El MNAC accede a entregar al juzgado los papeles sobre las pinturas de Sijena
El Museo Nacional de Arte de Cataluña (MNAC) ha comenzado el proceso de remisión de la documentación relativa a las pinturas murales del monasterio de Sijena al Juzgado de Huesca, en cumplimiento de un requerimiento oficial formulado por el Gobierno de Aragón. La decisión se ha producido tras varios días de trabajo de un equipo técnico aragonés en las instalaciones del museo barcelonés.
Fuentes del propio MNAC han trasladado esta información a Natalia Martínez de Pisón, asesora del Ejecutivo autonómico aragonés, quien desde el pasado lunes se encuentra al frente del grupo de especialistas que ha estado examinando las obras in situ. La actuación forma parte del procedimiento judicial en marcha para resolver el litigio sobre la titularidad y conservación de las pinturas.
La documentación solicitada es considerada esencial por el Gobierno de Aragón, ya que contiene información relevante sobre la trazabilidad de las pinturas: su estado de conservación, las intervenciones realizadas y cualquier modificación desde su traslado a Cataluña.
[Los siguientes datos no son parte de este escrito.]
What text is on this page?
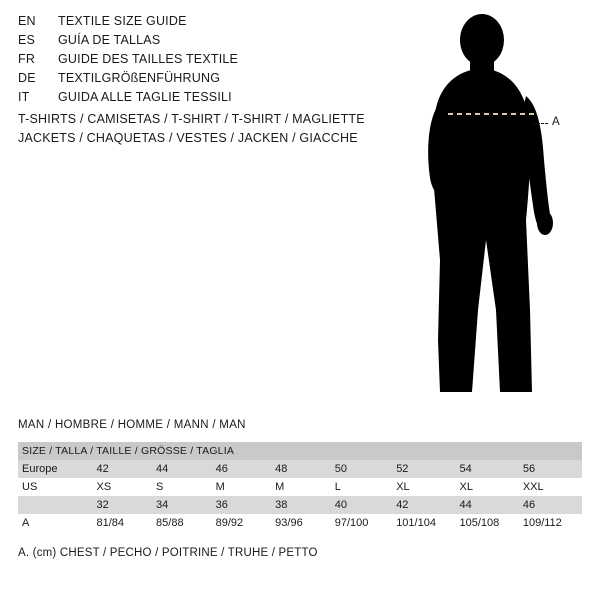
EN	TEXTILE SIZE GUIDE
ES	GUÍA DE TALLAS
FR	GUIDE DES TAILLES TEXTILE
DE	TEXTILGRÖßENFÜHRUNG
IT	GUIDA ALLE TAGLIE TESSILI
T-SHIRTS / CAMISETAS / T-SHIRT / T-SHIRT / MAGLIETTE
JACKETS / CHAQUETAS / VESTES / JACKEN / GIACCHE
A
MAN / HOMBRE / HOMME / MANN / MAN
SIZE / TALLA / TAILLE / GRÖSSE / TAGLIA								
Europe	42	44	46	48	50	52	54	56
US	XS	S	M	M	L	XL	XL	XXL
	32	34	36	38	40	42	44	46
A	81/84	85/88	89/92	93/96	97/100	101/104	105/108	109/112
A. (cm) CHEST / PECHO / POITRINE / TRUHE / PETTO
La falta de acceso a estos datos había generado dificultades en la labor del equipo técnico, según reconoció el propio Olloqui.
El miércoles también marcó el final de las labores de los técnicos aragoneses en el MNAC. Durante su estancia, han podido recopilar información considerada de “altísimo valor” en relación con las condiciones actuales de las obras y su evolución a lo largo del tiempo. Como parte de esta última jornada, el equipo dirigido por Martínez de Pisón obtuvo autorización para tomar muestras físicas de las pinturas con el fin de realizar análisis específicos, una posibilidad que hasta ahora había sido denegada por la dirección del museo.
Según las autoridades aragonesas, esta oposición previa a la toma de muestras había supuesto un obstáculo relevante en el desarrollo del trabajo técnico. Sin embargo, el comportamiento del personal del museo fue calificado como “correcto” por Olloqui, quien distinguió entre la postura institucional del MNAC y la colaboración mostrada por sus trabajadores en el marco de una situación marcada por la tensión tanto política como social.